First, we have the probability distribution for the number of defective tires in a given lot of 10. This is a binomial random variable with $n=10,p=(1/500)$. The probability that this is zero is the probability that a given lot of tires has no defective tires in it. This is exactly $(499/500)^{10}$.
Next, we have the probability distribution for the number of lots in a consignment of 10000 lots which contain no defective tires. Now the probability of a lot to have no defective tires is $(499/500)^{10}$ (we already computed it), so this is a binomial random variable with $n=10000$ and $p=(499/500)^{10}$.
Now you approximate that binomial variable with a Poisson variable with those values of $n$ and $p$.

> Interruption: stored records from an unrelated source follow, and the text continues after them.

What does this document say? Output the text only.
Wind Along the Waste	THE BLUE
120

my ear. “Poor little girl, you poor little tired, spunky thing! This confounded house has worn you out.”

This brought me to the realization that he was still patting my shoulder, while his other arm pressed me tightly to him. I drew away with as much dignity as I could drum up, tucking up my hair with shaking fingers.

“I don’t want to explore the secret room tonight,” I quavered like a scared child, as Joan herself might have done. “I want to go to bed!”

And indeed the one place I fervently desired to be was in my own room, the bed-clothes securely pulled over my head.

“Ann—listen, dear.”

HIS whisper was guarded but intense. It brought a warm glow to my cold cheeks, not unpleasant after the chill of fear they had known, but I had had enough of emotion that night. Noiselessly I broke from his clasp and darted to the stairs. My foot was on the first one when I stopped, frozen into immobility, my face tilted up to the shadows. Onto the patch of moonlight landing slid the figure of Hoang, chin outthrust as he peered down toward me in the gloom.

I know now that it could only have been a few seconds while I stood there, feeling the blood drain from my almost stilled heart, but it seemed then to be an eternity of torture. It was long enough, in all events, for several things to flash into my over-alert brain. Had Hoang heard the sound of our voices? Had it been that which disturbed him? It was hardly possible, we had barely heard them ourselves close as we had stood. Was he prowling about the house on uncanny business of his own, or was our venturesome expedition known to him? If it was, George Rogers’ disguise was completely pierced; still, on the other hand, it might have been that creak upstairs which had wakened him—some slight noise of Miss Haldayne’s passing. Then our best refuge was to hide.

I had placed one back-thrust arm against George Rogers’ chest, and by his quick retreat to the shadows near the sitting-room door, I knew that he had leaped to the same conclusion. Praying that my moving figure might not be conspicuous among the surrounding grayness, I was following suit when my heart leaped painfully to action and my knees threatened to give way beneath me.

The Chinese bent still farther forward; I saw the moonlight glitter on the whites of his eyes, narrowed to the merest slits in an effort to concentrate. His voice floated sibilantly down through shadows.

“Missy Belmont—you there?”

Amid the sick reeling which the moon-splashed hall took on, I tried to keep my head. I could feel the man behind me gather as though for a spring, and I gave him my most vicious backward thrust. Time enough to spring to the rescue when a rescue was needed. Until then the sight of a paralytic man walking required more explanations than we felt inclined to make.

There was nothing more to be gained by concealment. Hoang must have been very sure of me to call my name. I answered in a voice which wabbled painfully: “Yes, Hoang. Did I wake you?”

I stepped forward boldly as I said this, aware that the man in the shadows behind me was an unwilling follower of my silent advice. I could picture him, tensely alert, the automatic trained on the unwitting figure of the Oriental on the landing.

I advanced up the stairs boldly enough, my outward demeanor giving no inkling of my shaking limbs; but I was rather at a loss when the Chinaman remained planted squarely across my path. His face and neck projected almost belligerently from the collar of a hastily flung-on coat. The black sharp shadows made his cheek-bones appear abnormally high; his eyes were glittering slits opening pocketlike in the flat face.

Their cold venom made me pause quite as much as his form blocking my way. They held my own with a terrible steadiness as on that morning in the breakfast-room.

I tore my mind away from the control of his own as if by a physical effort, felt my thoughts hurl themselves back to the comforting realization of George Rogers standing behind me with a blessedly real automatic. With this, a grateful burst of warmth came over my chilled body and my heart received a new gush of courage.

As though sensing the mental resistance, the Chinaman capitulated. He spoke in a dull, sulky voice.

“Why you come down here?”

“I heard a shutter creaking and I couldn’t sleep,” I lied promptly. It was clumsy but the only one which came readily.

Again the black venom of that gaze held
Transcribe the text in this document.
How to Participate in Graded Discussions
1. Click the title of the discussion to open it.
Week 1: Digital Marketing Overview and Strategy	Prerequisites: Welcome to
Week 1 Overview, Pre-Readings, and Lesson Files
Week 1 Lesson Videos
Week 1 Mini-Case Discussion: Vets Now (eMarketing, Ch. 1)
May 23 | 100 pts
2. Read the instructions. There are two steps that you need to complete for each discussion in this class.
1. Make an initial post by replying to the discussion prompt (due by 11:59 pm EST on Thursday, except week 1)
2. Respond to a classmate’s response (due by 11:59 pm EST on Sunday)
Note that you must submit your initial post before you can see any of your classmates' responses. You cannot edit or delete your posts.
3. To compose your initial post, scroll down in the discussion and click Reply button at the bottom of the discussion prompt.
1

The number of defectives in a lot of $10$ has mean $10/500$. It is binomially distributed, but since $10/500$ is small, the probability a lot has no defectives is well-approximated by the probability that a Poisson with parameter $\lambda=10/500$ takes on the value $0$.
Thus the probability $p$ of no defectives in a lot of $10$ is given approximately by $p=e^{-10/500}$.
We interpret approximate number of lots with no defectives as the mean number of lots with no defective. This is $10000p$.
Remark: We dragged in the Poisson only because the problem seems to ask us to do so. However, finding the mean number of defective lots in $10000$ does not require the Poisson, and the Poisson approximation does not even simplify the computation.